What are you working on lately and where can we find you and your sound online?
Well funnily enough Caron Wheeler and myself have been working with a new band for the last three years and we have been in the studio lately working on some material together so that will be coming out in March of 2016 so that’s exciting and this month I will be receiving a Q Award (The Q Awards are the UK’s annual music awards run by the music magazine Q and have become one of Britain’s biggest and best publicised music awards) so things are still busy as always for me. Never a dull moment you could say and I still get nervous with these things so that’s a good thing I guess (laughs).
How is your Collection and Lifestyle fashion label going for you?
The fashion label is going really well at the moment thanks for asking. The last collection we did was for Harvey Nichols in London and it’s going well and of course the interest for the label through my website continues to grow so I am really blessed it is growing and I am grateful for the support. Music and fashion have always gone together and that’s where that inseparable link lies and again it’s a lifestyle at the end of the day.
If you met a younger version of Jazzie B today what advice would you give to him and why?
Mmmmm the advice would initially be perseverance works so it’s important to see everything through.
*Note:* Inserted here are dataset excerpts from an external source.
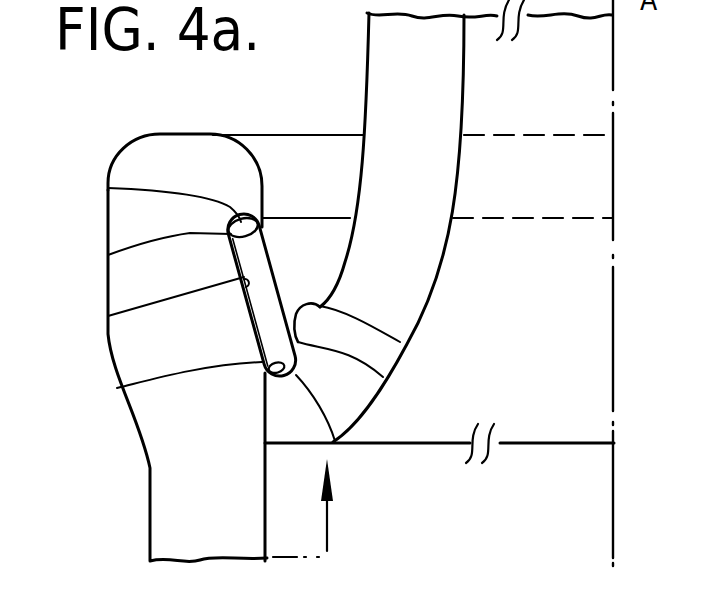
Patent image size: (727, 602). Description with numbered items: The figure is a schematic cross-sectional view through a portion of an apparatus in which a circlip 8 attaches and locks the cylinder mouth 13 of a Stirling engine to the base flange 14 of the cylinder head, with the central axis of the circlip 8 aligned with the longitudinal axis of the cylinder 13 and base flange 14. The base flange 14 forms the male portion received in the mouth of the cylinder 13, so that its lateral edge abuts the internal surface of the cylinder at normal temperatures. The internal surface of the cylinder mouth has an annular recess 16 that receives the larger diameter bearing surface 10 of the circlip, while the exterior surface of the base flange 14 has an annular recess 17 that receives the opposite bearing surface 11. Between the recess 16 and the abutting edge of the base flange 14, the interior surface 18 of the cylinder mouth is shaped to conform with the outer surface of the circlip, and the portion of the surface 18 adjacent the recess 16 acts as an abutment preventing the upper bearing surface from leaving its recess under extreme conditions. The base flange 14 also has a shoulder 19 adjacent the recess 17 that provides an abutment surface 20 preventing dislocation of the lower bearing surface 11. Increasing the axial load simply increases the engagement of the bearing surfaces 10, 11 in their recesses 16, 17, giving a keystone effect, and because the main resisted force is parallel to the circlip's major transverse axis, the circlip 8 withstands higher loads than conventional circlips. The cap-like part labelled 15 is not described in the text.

The circlip 8 is at (264, 262).
The larger diameter bearing surface 10 is at (110, 255).
The opposite bearing surface 11 is at (118, 388).
The cylinder mouth 13 is at (172, 408).
The base flange of the cylinder head 14 is at (414, 262).
The cap 15 is at (266, 150).
The annular recess 16 is at (110, 189).
The annular recess 17 is at (333, 442).
The interior surface 18 is at (110, 316).
The shoulder 19 is at (400, 342).
The abutment surface 20 is at (383, 377).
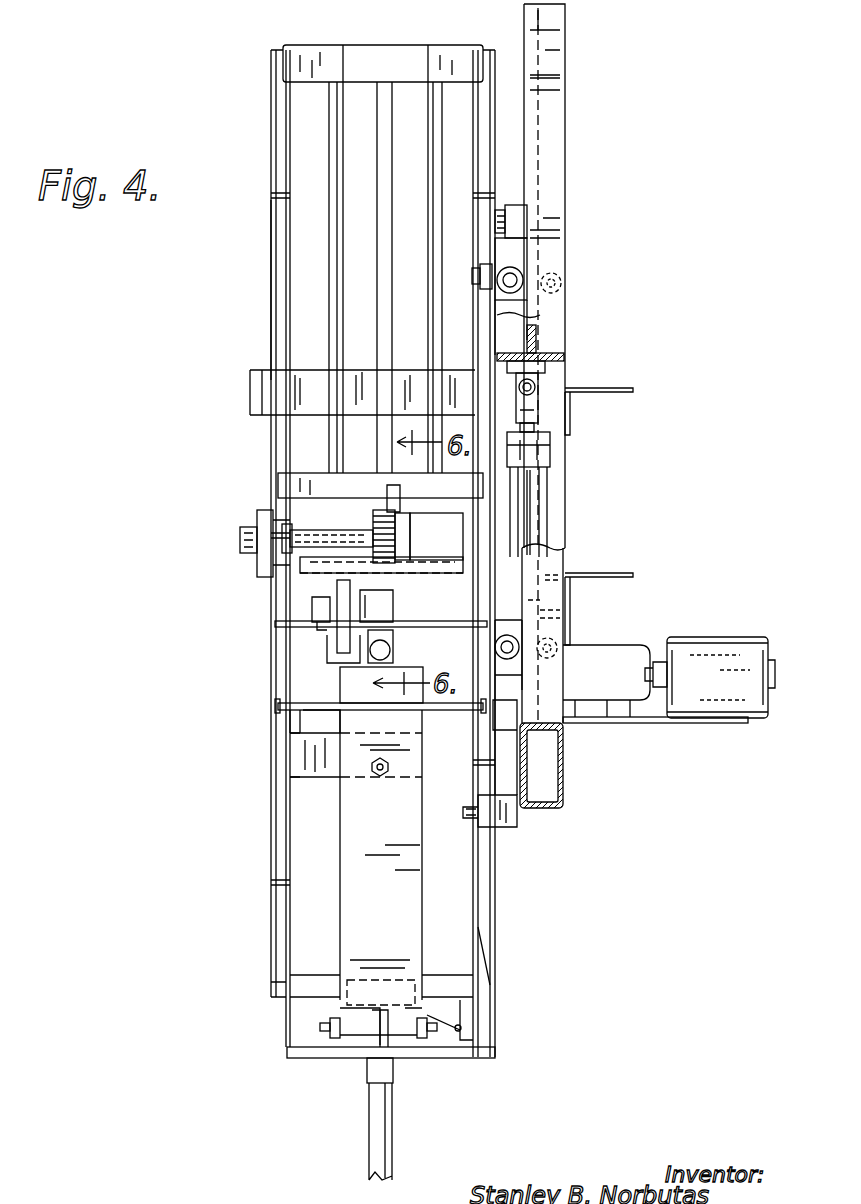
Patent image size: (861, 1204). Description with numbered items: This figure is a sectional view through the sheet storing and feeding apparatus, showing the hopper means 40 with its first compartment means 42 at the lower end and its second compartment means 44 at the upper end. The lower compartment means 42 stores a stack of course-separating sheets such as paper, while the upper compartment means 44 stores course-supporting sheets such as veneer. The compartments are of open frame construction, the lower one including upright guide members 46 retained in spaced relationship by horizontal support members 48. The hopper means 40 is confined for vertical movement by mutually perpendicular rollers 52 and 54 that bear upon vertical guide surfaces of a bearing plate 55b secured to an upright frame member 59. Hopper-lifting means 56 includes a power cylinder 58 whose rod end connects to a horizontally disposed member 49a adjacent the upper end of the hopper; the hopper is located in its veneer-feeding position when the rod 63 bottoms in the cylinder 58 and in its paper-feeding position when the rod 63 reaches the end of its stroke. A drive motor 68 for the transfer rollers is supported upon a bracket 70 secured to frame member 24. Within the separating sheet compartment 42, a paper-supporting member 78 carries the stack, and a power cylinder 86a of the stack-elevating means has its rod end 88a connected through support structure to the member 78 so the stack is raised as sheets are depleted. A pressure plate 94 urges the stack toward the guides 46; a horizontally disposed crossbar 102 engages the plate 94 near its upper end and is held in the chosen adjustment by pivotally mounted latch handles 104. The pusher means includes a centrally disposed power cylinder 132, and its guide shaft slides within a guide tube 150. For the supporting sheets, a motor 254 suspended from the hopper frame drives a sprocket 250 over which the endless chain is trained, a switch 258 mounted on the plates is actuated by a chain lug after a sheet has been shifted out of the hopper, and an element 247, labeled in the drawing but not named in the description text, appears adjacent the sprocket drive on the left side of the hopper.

The frame member 24 is at (563, 790).
The hopper means 40 is at (244, 834).
The first compartment means 42 is at (298, 914).
The second compartment means 44 is at (298, 309).
The upright guide members 46 is at (378, 240).
The horizontal support members 48 is at (307, 70).
The horizontally disposed member 49a is at (556, 353).
The rollers 52 is at (560, 288).
The rollers 54 is at (555, 214).
The bearing plate 55b is at (555, 18).
The hopper-lifting means 56 is at (556, 537).
The power cylinder 58 is at (540, 492).
The upright frame member 59 is at (553, 60).
The rod 63 is at (540, 418).
The drive motor 68 is at (728, 645).
The bracket 70 is at (690, 730).
The paper-supporting member 78 is at (310, 975).
The power cylinder 86a is at (375, 1122).
The rod end 88a is at (367, 1045).
The pressure plate 94 is at (340, 862).
The crossbar 102 is at (303, 708).
The latch handles 104 is at (275, 704).
The power cylinder 132 is at (393, 652).
The guide tube 150 is at (330, 650).
The adjusting screw 247 is at (303, 589).
The sprocket 250 is at (395, 530).
The motor 254 is at (447, 560).
The switch 258 is at (400, 488).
Don’t give up, believe in what you do and do it to the best of your ability and you have to finish what you start.
Your greatest influences and or inspirations?
Apart from my family obviously I would have to say artists like Isaac Hayes, James Brown, Barry White, being around people like that have helped to shape the creative part of me, but for all intents and purposes it would be my family really.
4 albums you would take with you into the afterlife and why?
Anything from Curtis Mayfield as he is my musical encyclopaedia, I’d have to make a compilation of reggae music I think as that is the backbone to me waking up every day and I think I would make a usb off the internet of all the new music out there right now and I think you might have to come back to me on that 4th album (laughs).
What would you say is the greatest lesson music has taught you about life and yourself thus far?
It’s taught me a happy face, a thumping base for a loving race to keep on moving.